I would like share with you my user research approach that I’m offering our clients before a design sprint.

Design sprint week 1: Onboarding and setup

First step is preparing a form for everyone that will be joining us from the client side to fill out. I’ll show you what it looks like….

The goal of the form is to collect inputs from all the team and make sure everyone is aligned.

We’re asking the client about the next step in the project in order to tailor the report at the end of the sprint. The sprint is great in giving you momentum. We would like to carry the momentum throughout their work on the product.

We ask them what is the best format, assets, or what are the most important things that you need to get out of the sprint and plug right into the next step, so the client can continue moving fast and iterating.

Also, we ask our clients:

1. What is the challenge you wish to solve in this sprint?

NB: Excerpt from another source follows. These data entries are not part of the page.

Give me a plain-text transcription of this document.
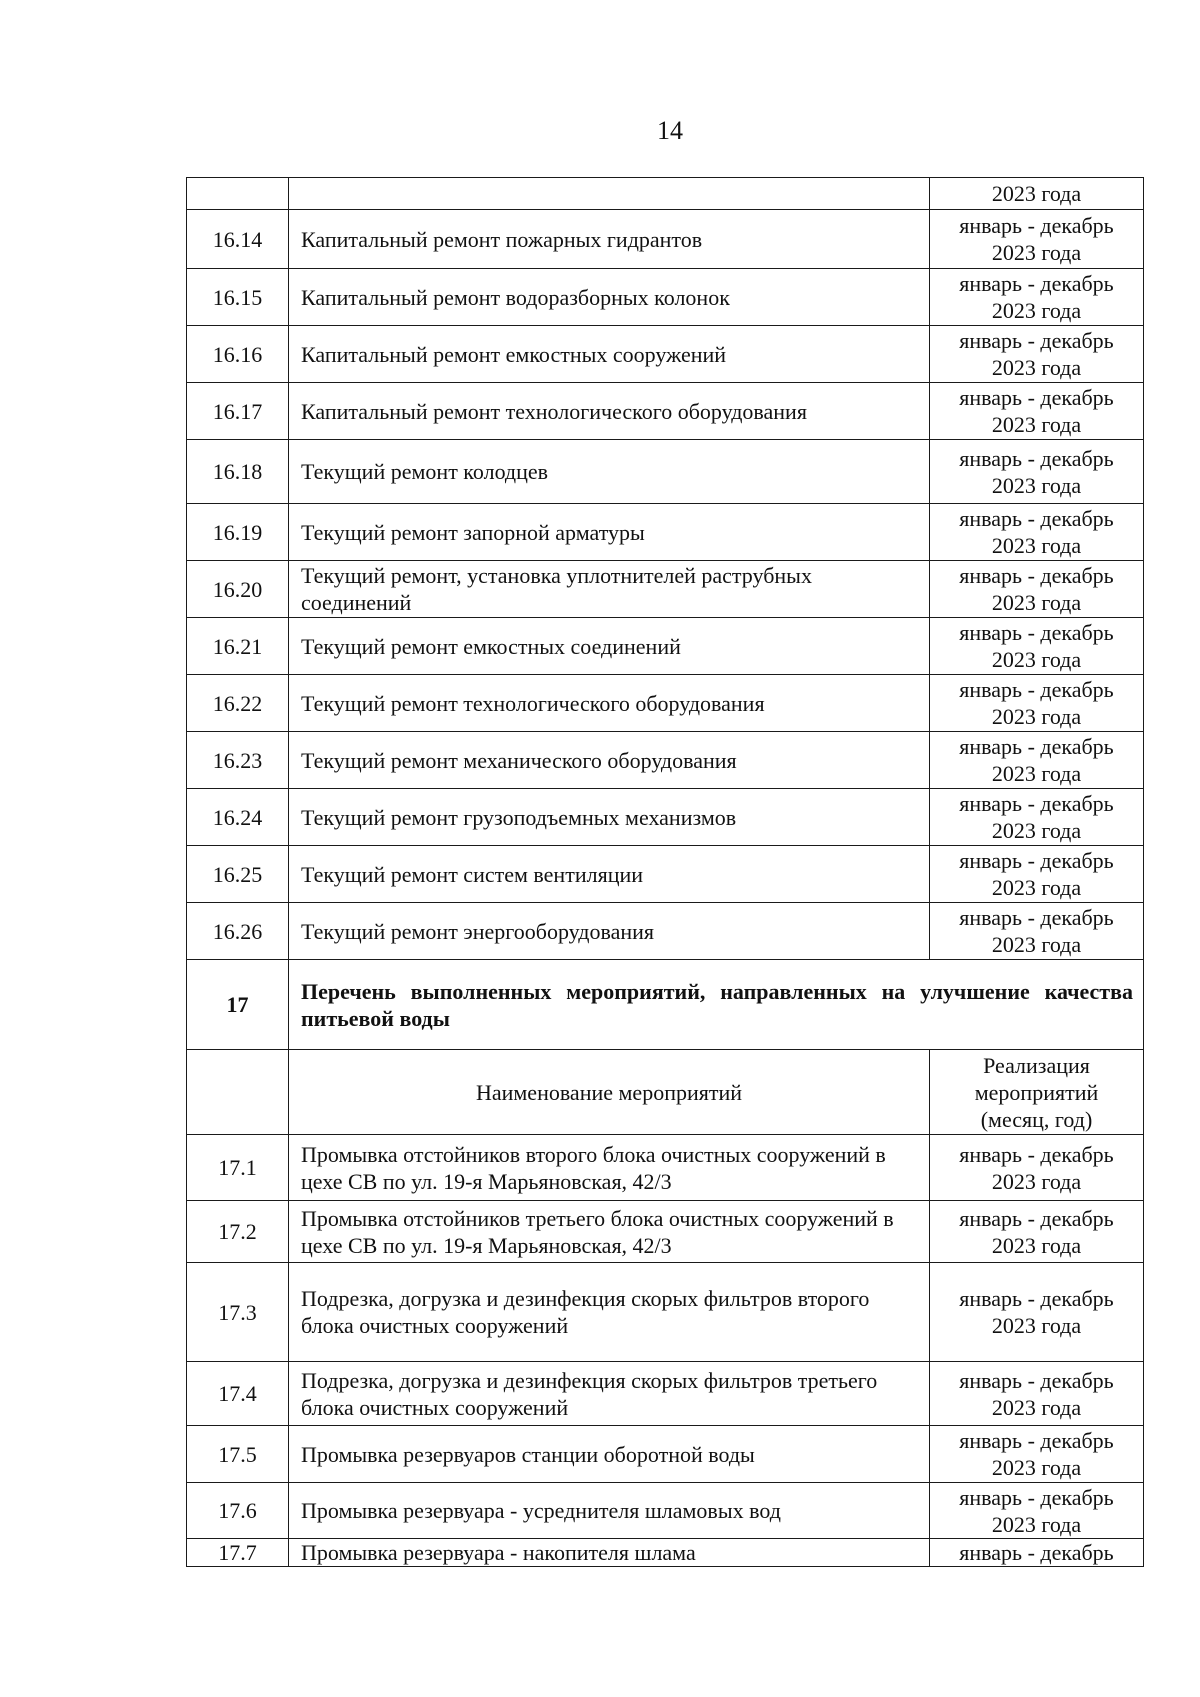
14
		2023 года
16.14	Капитальный ремонт пожарных гидрантов	январь - декабрь 2023 года
16.15	Капитальный ремонт водоразборных колонок	январь - декабрь 2023 года
16.16	Капитальный ремонт емкостных сооружений	январь - декабрь 2023 года
16.17	Капитальный ремонт технологического оборудования	январь - декабрь 2023 года
16.18	Текущий ремонт колодцев	январь - декабрь 2023 года
16.19	Текущий ремонт запорной арматуры	январь - декабрь 2023 года
16.20	Текущий ремонт, установка уплотнителей раструбных соединений	январь - декабрь 2023 года
16.21	Текущий ремонт емкостных соединений	январь - декабрь 2023 года
16.22	Текущий ремонт технологического оборудования	январь - декабрь 2023 года
16.23	Текущий ремонт механического оборудования	январь - декабрь 2023 года
16.24	Текущий ремонт грузоподъемных механизмов	январь - декабрь 2023 года
16.25	Текущий ремонт систем вентиляции	январь - декабрь 2023 года
16.26	Текущий ремонт энергооборудования	январь - декабрь 2023 года
17	Перечень выполненных мероприятий, направленных на улучшение качества питьевой воды	
	Наименование мероприятий	Реализация мероприятий (месяц, год)
17.1	Промывка отстойников второго блока очистных сооружений в цехе СВ по ул. 19-я Марьяновская, 42/3	январь - декабрь 2023 года
17.2	Промывка отстойников третьего блока очистных сооружений в цехе СВ по ул. 19-я Марьяновская, 42/3	январь - декабрь 2023 года
17.3	Подрезка, догрузка и дезинфекция скорых фильтров второго блока очистных сооружений	январь - декабрь 2023 года
17.4	Подрезка, догрузка и дезинфекция скорых фильтров третьего блока очистных сооружений	январь - декабрь 2023 года
17.5	Промывка резервуаров станции оборотной воды	январь - декабрь 2023 года
17.6	Промывка резервуара - усреднителя шламовых вод	январь - декабрь 2023 года
17.7	Промывка резервуара - накопителя шлама	январь - декабрь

2. How will solving this challenge benefit the business?

3. Why is it important to solve this challenge?

4. How will you measure the success of solution?

5. Who is the target customer for this challenge?

6. Who are your biggest competitors with regards to this challenge? etc…

And then we collect all the inputs and organise the inputs.

After that we will conduct 1:1 sessions with the team in order to get more details about the business challenges, what they would like to achieve, and users pain points (customer support, marketing sales people, etc…)

Also, we will start to look for other products that solves the problem that we would like to solve that might be relevant in terms of interactions.

On the alignment workshop on Friday, we will choose the problem that we would like to solve and vote.

Also we will draw the product journey and decide which area of the product we would like to focus on.

Now I would like to fast forward to the end of the sprint and to show you how we’re conducting user testing. So we are using a real time board to collect all the feedbacks.

This is the wall of justice which is explained in the sprint book, but we have it in a digital form so you can share it with the client.

At the beginning of the testing we are having some priming questions in order to make the user feel comfortable, and then we are showing the user the prototype and recording his feedback per screen.

At the end we’re having some questions about the experience, so make sure we capture this information too.